Brittle-to-ductile transition in martensite - bainite steels

Abstract

To understand the influence of composite structures on the brittle-to-ductile transition (BDT) in low-carbon martensite-bainite steel, this study examines the temperature dependence of the impact absorbed energy in five types of steel with identical chemical compositions: fully martensitic steel, fully bainitic steel, and martensite-bainite steels containing 4%, 15%, and 55% bainite fractions, respectively. The BDT temperature was found to be highest for fully martensitic steel, followed by martensite–4% bainite, martensite–15% bainite, martensite–55% bainite, and fully bainitic steel. Despite the significant differences in bainite volume fractions, the BDT temperatures of martensite–15% bainite, martensite–55% bainite, and fully bainitic steel were similar, indicating that the BDT temperature trend cannot be solely explained by the composite rule.
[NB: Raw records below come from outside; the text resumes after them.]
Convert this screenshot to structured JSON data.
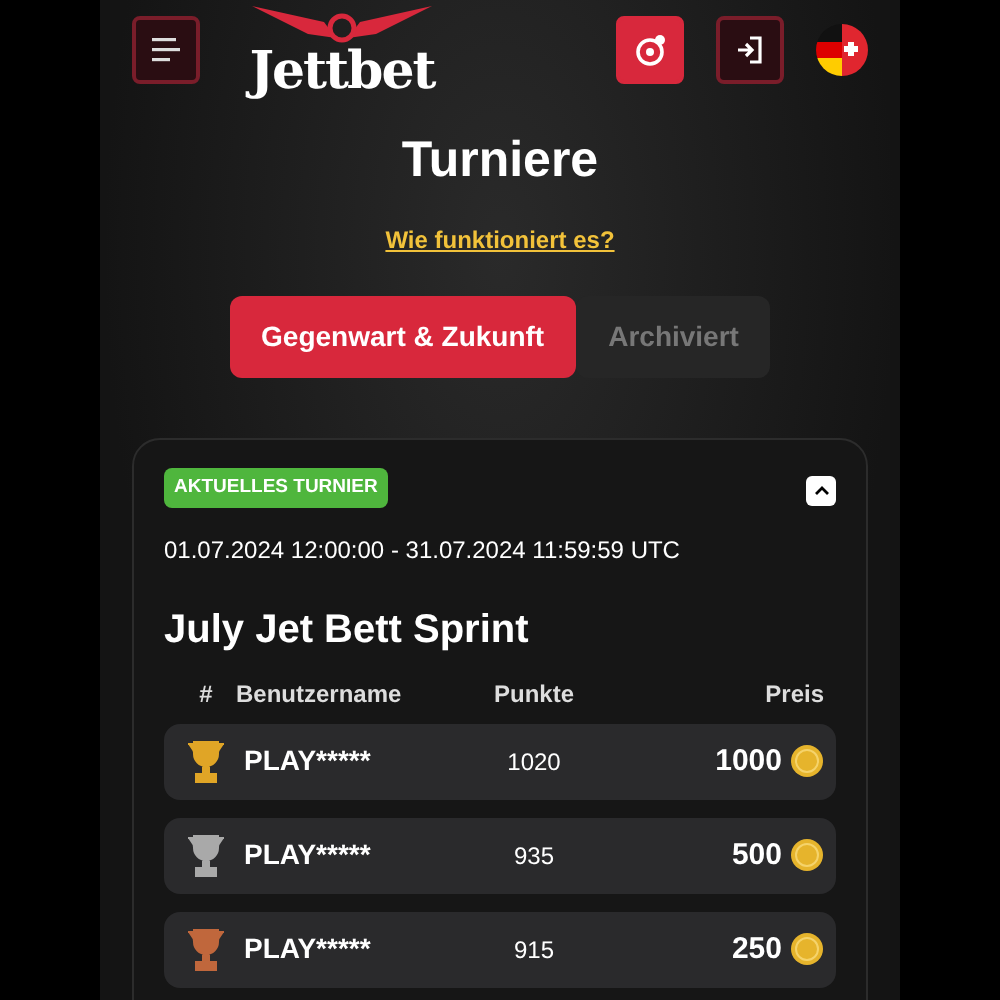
{
  "header": {
    "logo": "Jettbet"
  },
  "page_title": "Turniere",
  "help_link": "Wie funktioniert es?",
  "tabs": [
    {
      "label": "Gegenwart & Zukunft",
      "selected": true
    },
    {
      "label": "Archiviert",
      "selected": false
    }
  ],
  "tournament": {
    "badge": "AKTUELLES TURNIER",
    "expanded": true,
    "period": "01.07.2024 12:00:00 - 31.07.2024 11:59:59 UTC",
    "name": "July Jet Bett Sprint",
    "columns": [
      "#",
      "Benutzername",
      "Punkte",
      "Preis"
    ],
    "rows": [
      {
        "color": "#e0a526",
        "user": "PLAY*****",
        "points": "1020",
        "prize": "1000"
      },
      {
        "color": "#a9a9a9",
        "user": "PLAY*****",
        "points": "935",
        "prize": "500"
      },
      {
        "color": "#c0673c",
        "user": "PLAY*****",
        "points": "915",
        "prize": "250"
      }
    ]
  }
}
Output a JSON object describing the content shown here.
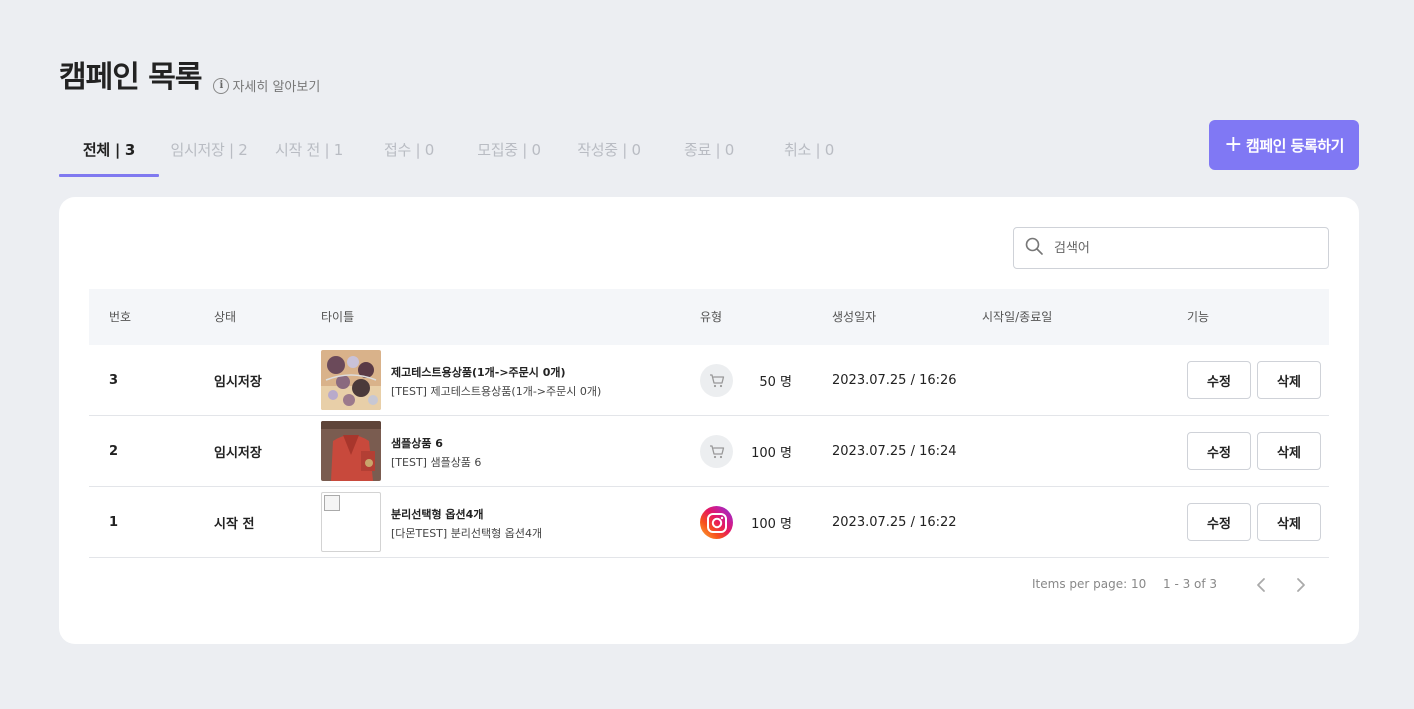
{
  "header": {
    "title": "캠페인 목록",
    "learn_more": "자세히 알아보기"
  },
  "tabs": [
    {
      "label": "전체 | 3",
      "active": true
    },
    {
      "label": "임시저장 | 2"
    },
    {
      "label": "시작 전 | 1"
    },
    {
      "label": "접수 | 0"
    },
    {
      "label": "모집중 | 0"
    },
    {
      "label": "작성중 | 0"
    },
    {
      "label": "종료 | 0"
    },
    {
      "label": "취소 | 0"
    }
  ],
  "register_button": {
    "label": "캠페인 등록하기"
  },
  "search": {
    "placeholder": "검색어"
  },
  "table": {
    "columns": [
      "번호",
      "상태",
      "타이틀",
      "유형",
      "생성일자",
      "시작일/종료일",
      "기능"
    ],
    "rows": [
      {
        "no": "3",
        "status": "임시저장",
        "title": "제고테스트용상품(1개->주문시 0개)",
        "subtitle": "[TEST] 제고테스트용상품(1개->주문시 0개)",
        "type_icon": "cart-icon",
        "count": "50 명",
        "created": "2023.07.25 / 16:26",
        "period": "",
        "edit": "수정",
        "delete": "삭제"
      },
      {
        "no": "2",
        "status": "임시저장",
        "title": "샘플상품 6",
        "subtitle": "[TEST] 샘플상품 6",
        "type_icon": "cart-icon",
        "count": "100 명",
        "created": "2023.07.25 / 16:24",
        "period": "",
        "edit": "수정",
        "delete": "삭제"
      },
      {
        "no": "1",
        "status": "시작 전",
        "title": "분리선택형 옵션4개",
        "subtitle": "[다몬TEST] 분리선택형 옵션4개",
        "type_icon": "instagram-icon",
        "count": "100 명",
        "created": "2023.07.25 / 16:22",
        "period": "",
        "edit": "수정",
        "delete": "삭제"
      }
    ]
  },
  "pagination": {
    "items_per_page": "Items per page: 10",
    "range": "1 - 3 of 3"
  },
  "colors": {
    "accent": "#8078f4",
    "background": "#eceef2",
    "tab_inactive": "#b9bcc3"
  }
}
To elucidate the trend in BDT temperature based on the shielding theory, the temperature dependence of the 0.2% proof stress was measured for each type of steel. Optical micrographs and the temperature dependence of effective stress showed that dislocations in the bainite phase were preferentially activated, playing a dominant role in determining the yielding behaviour and BDT in the martensite-bainite steels. This behaviour was also associated with the network structure of bainite surrounding the martensite, where the bainite phase underwent plastic deformation immediately after yielding in the steels under investigation.